Harvesting basil

Great windowsill herbs

Herbs are a fantastic gateway plant to bridge the gap between growing houseplants and starting a garden. That’s because many of them can be grown indoors on a windowsill and also placed outside in a pot, planter or a window box.

You can have a go with the living herbs you buy at the supermarket but remember these have been ‘forced’ into growth to produce a crop or two of leaves, so it’s better to buy acclimatized, locally grown plants from your local plant nursery. 

Seed sown basil and coriander

In mid to late summer it’s the perfect time to sow a late crop of basil and coriander. They love the heat and will germinate in a few days producing masses of leafy growth for your summer salads and menus. Just sow five to ten seeds in a small pot of quality seed compost. Space them out, water gently with tepid water and put them in a warm light place to germinate. Once they start to grow they will romp away and you can pick the leaves as soon as they are big enough to cut.

These herbs can be grown in small pots on the windowsill, but for the best results pot them into larger pots of quality compost and feed with Flower Power. Basil likes it hot so don’t leave the pots out in wet and stormy weather and always water in the morning and not in the evening so that the roots don’t stand in water overnight. Coriander is a bit more forgiving. Sow a few seeds weekly for a continuous crop right into winter.

Mint

If you only grow one herb this summer make it mint. It’s an amazing plant. It’s incredibly easy to grow, easy to grow from cuttings and a great plant for the kids. Rub a leaf and it smells of mints. Wow. Pick two or three fresh leaves and make some mint tea! There are dozens of amazing varieties. It grows well in pots and grows stronger the more you pick the stems and leaves. Leave a few shoots to flower; it’s a great pollinator plant. For the best mint tea choose Moroccan mint, it’s divine.

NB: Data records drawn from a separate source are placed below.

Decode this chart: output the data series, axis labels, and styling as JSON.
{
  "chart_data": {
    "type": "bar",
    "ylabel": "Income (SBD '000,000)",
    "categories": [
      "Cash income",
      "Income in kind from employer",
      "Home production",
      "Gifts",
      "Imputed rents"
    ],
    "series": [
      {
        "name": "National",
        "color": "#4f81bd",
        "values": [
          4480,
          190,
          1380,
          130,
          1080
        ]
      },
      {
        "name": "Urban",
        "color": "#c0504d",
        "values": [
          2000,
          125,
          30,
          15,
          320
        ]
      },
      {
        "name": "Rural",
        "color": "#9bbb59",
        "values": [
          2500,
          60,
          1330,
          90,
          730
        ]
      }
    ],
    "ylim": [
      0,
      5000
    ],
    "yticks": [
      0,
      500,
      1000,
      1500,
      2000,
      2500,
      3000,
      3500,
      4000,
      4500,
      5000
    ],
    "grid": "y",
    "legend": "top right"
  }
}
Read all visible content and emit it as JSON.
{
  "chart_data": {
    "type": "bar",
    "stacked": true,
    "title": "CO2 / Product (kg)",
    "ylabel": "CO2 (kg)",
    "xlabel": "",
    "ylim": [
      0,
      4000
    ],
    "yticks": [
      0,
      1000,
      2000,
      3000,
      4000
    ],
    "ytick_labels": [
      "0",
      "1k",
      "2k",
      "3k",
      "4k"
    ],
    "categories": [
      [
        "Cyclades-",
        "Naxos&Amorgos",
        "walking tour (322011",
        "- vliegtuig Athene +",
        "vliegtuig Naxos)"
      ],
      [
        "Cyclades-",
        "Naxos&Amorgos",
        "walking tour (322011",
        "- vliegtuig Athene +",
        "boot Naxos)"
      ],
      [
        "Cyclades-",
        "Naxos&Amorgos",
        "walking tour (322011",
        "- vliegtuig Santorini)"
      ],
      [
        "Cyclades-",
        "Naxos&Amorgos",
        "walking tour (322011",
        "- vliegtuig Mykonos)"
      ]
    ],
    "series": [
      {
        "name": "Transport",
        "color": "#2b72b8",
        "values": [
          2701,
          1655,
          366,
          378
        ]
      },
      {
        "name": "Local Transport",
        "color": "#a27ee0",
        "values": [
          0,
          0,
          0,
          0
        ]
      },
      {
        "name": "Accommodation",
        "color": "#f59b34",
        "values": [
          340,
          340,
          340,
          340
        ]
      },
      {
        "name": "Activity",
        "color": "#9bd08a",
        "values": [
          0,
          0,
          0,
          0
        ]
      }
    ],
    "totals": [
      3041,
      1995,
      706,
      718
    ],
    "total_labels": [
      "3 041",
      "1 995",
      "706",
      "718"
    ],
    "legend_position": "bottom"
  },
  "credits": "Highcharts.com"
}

Fresh shoots of mint plant
Pop up mint for fresh shoots. Image: Jean Vernon

Chives

Chives are a fantastic herb to grow in a pot or container. The plants are perennial which means that they will grow from year to year, but they do die down for the winter and then sprout again in spring, bigger and better than ever before. Chopped chives are a great way to add a tangy onion flavour to sandwiches, salads and summer menus. Once you’ve got a big clump you can divide it and share the plants with others. Chives have funky purple flowers, which can also be added to salads, but leave a few for the pollinators because they are rich in nectar and popular with bumblebees.

bee on chives
Chives are also popular with bumblebees. Image: Jean Vernon

Thyme

That saying about Time healing all ills, is actually written about Thyme, not Time. Thyme is an incredible healer, rich in antimicrobial and anti fungal properties, so much so that research has shown that bumblebees suffering from a fungal disease will feed on the nectar from thyme flowers to heal their ailments. Thyme is a low growing cushion forming plant that is evergreen and has masses of pretty pink flowers rich in healing nectar. You can grow it in a pot or use it as a ground cover plant. It’s a great kitchen herb too adding rich flavours to your cooking and there are dozens of varieties with different fragrances and flavours. 

bee on thyme plant
Thyme is rich in antimicrobial and anti fungal properties. Image: Jean Vernon

Rosemary

One of my favourite herbs is rosemary. I used to have a huge rosemary bush in the herb garden, but my dogs decided it was the perfect plant to chew and gradually chopped it down. I can’t say I blame them because it is a wonderful aromatic plant. It’s an evergreen shrub and it can grow quite big so it’s not great in small containers. That said you could plant it into a larger terracotta pot and bring it into a greenhouse for the winter. Rosemary has lovely soft blue flowers that are rich in nectar. It sometimes flowers in late winter so it can be an important pollinator plant.

Rosemary plant with blue flowers
The flowers of the Rosemary plant are rich in nectar and important for pollinators. Image: Jean Vernon

I love ginger rosemary and as it’s not always reliably hardy outside so the protected climes of the winter greenhouse keep it safe until spring. It makes amazing tea too!